Today I began with the sincere intention of skipping coffee as part of a new year's Daniel fast.
I had spent time thinking about it and praying about it, not wanting to lightly make the decision and then just a easily say
OK forget it. I had put time and thought AND prayer into it...
so, here I am, surprised that already, by 11:00 a.m. I've already given in and decided I was foolish to make such a decision.
Am I just incredibly weak or incredibly too much like many others who resolved to do or not do something, for very good reasons, and then crumble?
Drinking coffee is not sinful. Why I thought my 'act' would be good or worthwhile was that we are instructed to fast at times. I believed this was a good time. Not that I was going to do anything noble or earn extra credit with God! But, I had began to believe what the Word tells us about fasting, and that there is something to be learned through the act.
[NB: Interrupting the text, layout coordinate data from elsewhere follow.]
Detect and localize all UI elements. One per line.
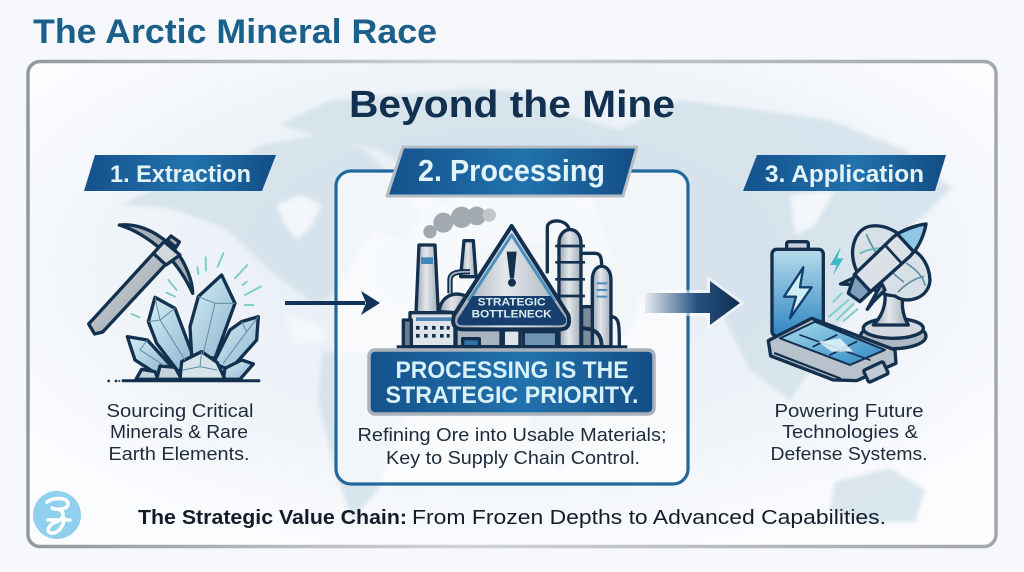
icon: logo badge: [33, 491, 81, 539]
icon: pickaxe and crystals: [89, 225, 261, 382]
text: application description: Technologies &: [782, 421, 919, 442]
panel: processing box: [336, 171, 688, 484]
title: The Arctic Mineral Race: [33, 13, 437, 51]
text: extraction description: Sourcing Critical: [106, 400, 254, 421]
text: processing description: [358, 424, 666, 468]
callout: strategic priority: STRATEGIC PRIORITY.: [386, 382, 638, 409]
caption: strategic value chain: [138, 507, 886, 529]
icon: refinery with warning sign: STRATEGIC: [478, 297, 546, 309]
callout: strategic priority: [369, 350, 654, 414]
icon: crystals: [127, 275, 258, 379]
chimneys: [416, 245, 438, 313]
text: application description: Powering Future: [774, 400, 924, 421]
heading: Beyond the Mine: [349, 84, 675, 126]
ground line: [107, 379, 260, 382]
text: application description: [770, 400, 928, 464]
icon: solar panel device: [768, 318, 896, 383]
smoke: [423, 207, 496, 238]
text: extraction description: Earth Elements.: [108, 443, 250, 464]
arrow: extraction to processing: [285, 291, 380, 315]
ground: [397, 345, 627, 348]
icon: speed lines: [829, 293, 857, 321]
banner: processing: [387, 147, 637, 196]
icon: battery, missile, dish, solar panel: [768, 224, 930, 383]
text: processing description: Refining Ore into Usable Materials;: [358, 424, 666, 445]
pipes: [450, 272, 470, 293]
icon: refinery with warning sign: BOTTLENECK: [472, 309, 552, 321]
callout: strategic priority: PROCESSING IS THE: [396, 357, 628, 384]
caption: strategic value chain: From Frozen Depths to Advanced Capabilities.: [412, 507, 886, 529]
icon: satellite dish: [853, 226, 930, 349]
banner: application: 3. Application: [765, 161, 924, 188]
text: processing description: Key to Supply Chain Control.: [386, 447, 640, 468]
sign label: [457, 296, 566, 325]
base buildings: [456, 327, 501, 347]
icon: refinery with warning sign: [397, 207, 627, 348]
icon: missile: [841, 224, 926, 309]
text: extraction description: [106, 400, 254, 464]
towers: [559, 230, 581, 347]
icon: battery: [772, 242, 823, 336]
warning triangle: [453, 226, 569, 329]
banner: processing: 2. Processing: [418, 153, 605, 188]
icon: small lightning: [830, 247, 843, 276]
text: extraction description: Minerals & Rare: [110, 421, 248, 442]
banner: extraction: 1. Extraction: [110, 161, 251, 188]
caption: strategic value chain: The Strategic Value Chain:: [138, 507, 407, 529]
banner: application: [743, 155, 946, 191]
icon: sparkle lines: [132, 253, 261, 317]
banner: extraction: [84, 155, 276, 191]
text: application description: Defense Systems.: [770, 443, 928, 464]
icon: pickaxe: [89, 225, 193, 334]
arrow: processing to application: [645, 276, 745, 330]
world map background: [122, 88, 952, 522]
exclamation mark: [507, 252, 517, 278]
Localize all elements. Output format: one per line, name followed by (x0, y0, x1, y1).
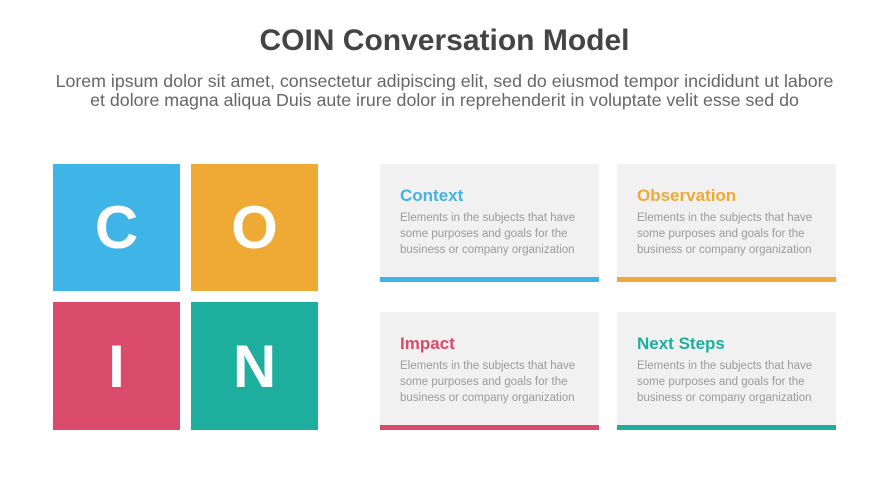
square: I (53, 302, 180, 430)
subtitle: et dolore magna aliqua Duis aute irure dolor in reprehenderit in voluptate velit esse sed do (90, 90, 799, 110)
square: C (53, 164, 180, 291)
card: Next Steps (617, 312, 836, 430)
subtitle: Lorem ipsum dolor sit amet, consectetur adipiscing elit, sed do eiusmod tempor incididunt ut labore (56, 71, 833, 91)
card: Context (380, 164, 599, 282)
card: Impact: Impact (400, 334, 455, 353)
card: Impact: Elements in the subjects that have some purposes and goals for the business or company organization (400, 360, 575, 404)
card: Context: Elements in the subjects that have some purposes and goals for the business or company organization (400, 212, 575, 256)
square: O (191, 164, 318, 291)
card: Next Steps: Next Steps (637, 334, 725, 353)
square: C: C (95, 194, 138, 261)
card: Context: Context (400, 186, 463, 205)
card: Impact (380, 312, 599, 430)
square: N (191, 302, 318, 430)
card: Observation (617, 164, 836, 282)
square: I: I (108, 332, 125, 400)
square: N: N (233, 332, 276, 400)
card: Observation: Elements in the subjects that have some purposes and goals for the business or company organization (637, 212, 812, 256)
title: COIN Conversation Model (259, 24, 630, 57)
card: Observation: Observation (637, 186, 736, 205)
square: O: O (231, 194, 278, 261)
card: Next Steps: Elements in the subjects that have some purposes and goals for the business or company organization (637, 360, 812, 404)
subtitle (56, 71, 833, 110)
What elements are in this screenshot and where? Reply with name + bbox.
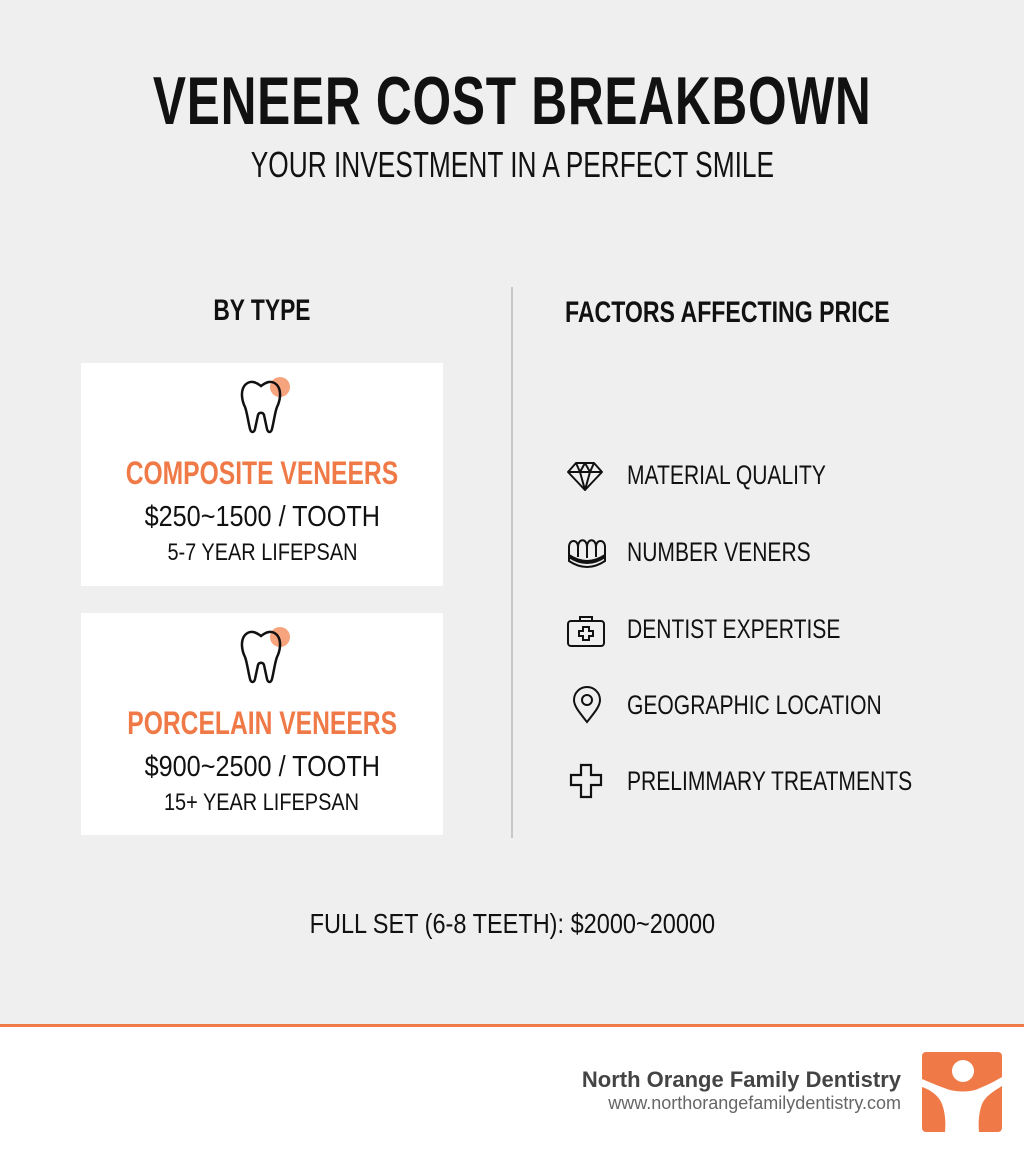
factor: geographic location [573, 686, 882, 724]
title: VENEER COST BREAKBOWN [153, 63, 871, 139]
icon: map pin [573, 686, 601, 724]
factor: dentist expertise: DENTIST EXPERTISE [627, 614, 840, 644]
brand name: North Orange Family Dentistry [582, 1067, 901, 1092]
icon: diamond [567, 462, 603, 491]
footer [0, 1024, 1024, 1154]
factor: number veneers: NUMBER VENERS [627, 537, 811, 567]
panel: composite veneers [81, 363, 443, 586]
heading: factors: FACTORS AFFECTING PRICE [565, 296, 890, 329]
factor: material quality: MATERIAL QUALITY [627, 460, 826, 490]
icon: cross [570, 764, 602, 798]
panel: porcelain veneers [81, 613, 443, 835]
price: $900~2500 / TOOTH [144, 751, 380, 783]
factor: geographic location: GEOGRAPHIC LOCATION [627, 690, 882, 720]
divider [511, 287, 513, 838]
icon: tooth [240, 627, 290, 684]
lifespan: 5-7 YEAR LIFEPSAN [167, 539, 357, 566]
heading: by type: BY TYPE [213, 294, 311, 327]
label: PORCELAIN VENEERS [127, 705, 397, 741]
full set note: FULL SET (6-8 TEETH): $2000~20000 [309, 908, 715, 939]
icon: teeth [568, 539, 606, 568]
label: COMPOSITE VENEERS [126, 455, 398, 491]
factor: preliminary treatments: PRELIMMARY TREATMENTS [627, 766, 912, 796]
subtitle: YOUR INVESTMENT IN A PERFECT SMILE [250, 144, 774, 185]
icon: medical kit [567, 616, 605, 647]
lifespan: 15+ YEAR LIFEPSAN [164, 789, 360, 816]
price: $250~1500 / TOOTH [144, 501, 380, 533]
brand url: www.northorangefamilydentistry.com [608, 1093, 901, 1113]
logo [922, 1052, 1002, 1132]
icon: tooth [240, 377, 290, 434]
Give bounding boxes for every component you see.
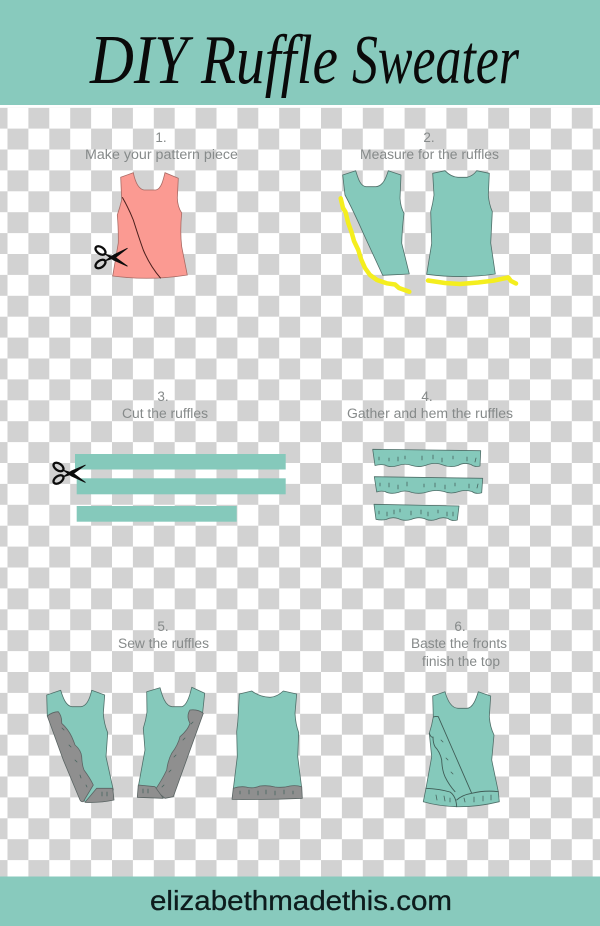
title: DIY: [89, 22, 194, 99]
grey hem ruffle: [85, 788, 114, 802]
step 2 heading: [360, 130, 499, 162]
peach pattern top: [113, 173, 187, 278]
step 6 heading: 6.: [454, 619, 466, 634]
title: Ruffle: [200, 22, 338, 99]
diagonal cutting line: [122, 197, 161, 278]
fabric strip 3: [77, 506, 237, 522]
step 3 heading: 3.: [157, 389, 169, 404]
step 6 heading: finish the top: [422, 654, 500, 669]
fabric strip 1: [75, 454, 286, 470]
yellow measuring line: diagonal: [341, 198, 409, 292]
left front with ruffle: [47, 690, 114, 802]
step 1 heading: [85, 130, 238, 162]
yellow measuring line: hem: [428, 278, 516, 284]
back piece: [427, 171, 495, 277]
step 2 heading: Measure for the ruffles: [360, 147, 499, 162]
step 4 heading: [347, 389, 513, 421]
step 6 heading: Baste the fronts: [411, 636, 507, 651]
step 3 heading: [122, 389, 208, 421]
grey diagonal ruffle: [47, 712, 93, 802]
panel: step 2 measure for the ruffles: [341, 130, 516, 292]
step 1 heading: 1.: [155, 130, 167, 145]
right front with ruffle: [137, 687, 205, 798]
fabric strip 2: [77, 478, 286, 494]
icon: scissors: [52, 461, 86, 485]
grey hem ruffle: [137, 785, 163, 798]
panel: step 6 baste the fronts, finish the top: [411, 619, 507, 807]
finished ruffle top: [423, 692, 499, 807]
step 4 heading: Gather and hem the ruffles: [347, 406, 513, 421]
front piece: [343, 171, 409, 275]
step 4 heading: 4.: [421, 389, 433, 404]
panel: step 5 sew the ruffles: [47, 619, 302, 802]
step 5 heading: 5.: [157, 619, 169, 634]
header banner: [0, 0, 600, 105]
ruffle 1: [373, 449, 481, 467]
website address: elizabethmadethis.com: [150, 885, 452, 916]
step 6 heading: [411, 619, 507, 669]
front panel and ruffle seams: [426, 716, 498, 807]
title: Sweater: [352, 22, 520, 99]
footer banner: [0, 876, 600, 926]
grey hem ruffle: [232, 786, 302, 800]
ruffle 3: [374, 504, 459, 520]
icon: scissors: [94, 245, 128, 270]
panel: step 4 gather and hem the ruffles: [347, 389, 513, 520]
panel: step 3 cut the ruffles: [52, 389, 286, 522]
panel: step 1 make your pattern piece: [85, 130, 238, 278]
step 1 heading: Make your pattern piece: [85, 147, 238, 162]
step 5 heading: [118, 619, 209, 651]
step 3 heading: Cut the ruffles: [122, 406, 208, 421]
ruffle 2: [374, 477, 483, 493]
step 5 heading: Sew the ruffles: [118, 636, 209, 651]
grey diagonal ruffle: [155, 710, 203, 798]
step 2 heading: 2.: [423, 130, 435, 145]
title: [89, 22, 520, 99]
back with hem ruffle: [232, 691, 302, 800]
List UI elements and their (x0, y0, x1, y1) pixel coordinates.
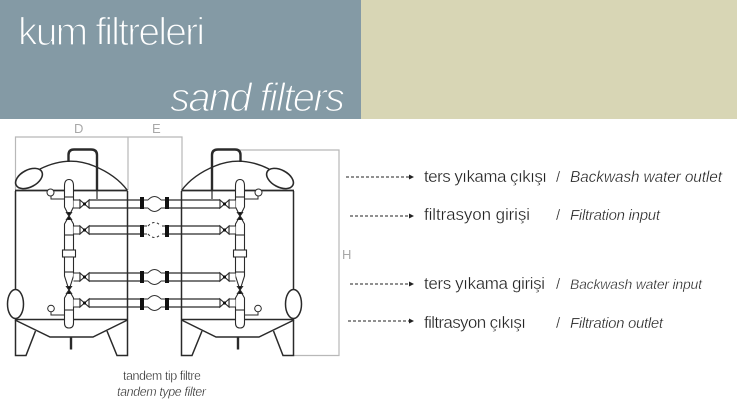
caption: tandem type filter: tandem tip filtre (123, 369, 201, 383)
callout: backwash water input: ters yıkama girişi (424, 274, 545, 293)
beige header panel (361, 0, 737, 119)
pipe couplings (148, 196, 161, 310)
subtitle: sand filters: sand filters (170, 76, 345, 120)
caption: tandem type filter (117, 369, 207, 399)
callout: filtration outlet: / (556, 315, 561, 332)
callout: filtration outlet: filtrasyon çıkışı (424, 313, 526, 332)
callout: backwash water outlet: / (556, 169, 561, 186)
dimension lines and labels (16, 121, 351, 356)
callout: backwash water outlet: Backwash water outlet (570, 169, 723, 186)
dimension lines and labels: E (152, 121, 161, 136)
callout: filtration outlet (348, 313, 664, 332)
callout: filtration outlet: Filtration outlet (570, 315, 664, 332)
diagram: left filter tank (8, 150, 148, 356)
dimension lines and labels: H (342, 247, 351, 262)
callout: backwash water input: Backwash water input (570, 276, 703, 292)
dimension lines and labels: D (74, 121, 83, 136)
diagram: right filter tank (161, 150, 302, 356)
callout: backwash water input: / (556, 276, 561, 293)
callout: filtration input: filtrasyon girişi (424, 205, 530, 224)
header panel: kum filtreleri (0, 0, 361, 120)
callout: filtration input (350, 205, 661, 224)
caption: tandem type filter: tandem type filter (117, 385, 207, 399)
callout: backwash water outlet: ters yıkama çıkışı (424, 167, 547, 186)
callout: backwash water outlet (346, 167, 723, 186)
callout: filtration input: / (556, 207, 561, 224)
callout: filtration input: Filtration input (570, 207, 661, 224)
callout: backwash water input (350, 274, 703, 293)
title: kum filtreleri: kum filtreleri (18, 11, 205, 54)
I had began to think about how I participate in small ways to trip me up, or set me up to fail. I believe this is an area God is wanting me to look at, to help me be more aware, and, with His guidance, to be better able to make wiser decisions.
It is now easy for me to look at myself and say
see, you knew you couldn't/wouldn't do it and feel shamed. But, in light of what I know to be true from God's Word, that isn't an option. God is still on the throne and He is (still) not one bit surprised by what I do or do not do.
There is still merit in fasting...afterall, it is scriptural. But, even in this, my failure, there is a lot to learn, and I will, this time, choose to turn to God and learn.
Today I am going to Psalms to read and even try my hand at uttering a bit of a song of my own, to God, using the 120th chapter as my inspiration (and, of course, my morning failure).
In my pain and confusion I cried out to the Faithful I AM, and He heard me and answered me!LORD, keep me from the affects of lies and deception, and keep me from participation in even a shade of deceit.What will I find when I face You if I do walk in deception, and, oh, what sadness others face as they continue to sew lies? ~~A sharp arrow aimed right to the heart.Oh, my misery and regret is that I've stayed in the place of pretending and not had confidence in You for too long. ~~I have lived too long worried about peacemaking with those who don't care about such things!I am for peace, but they only want to be right.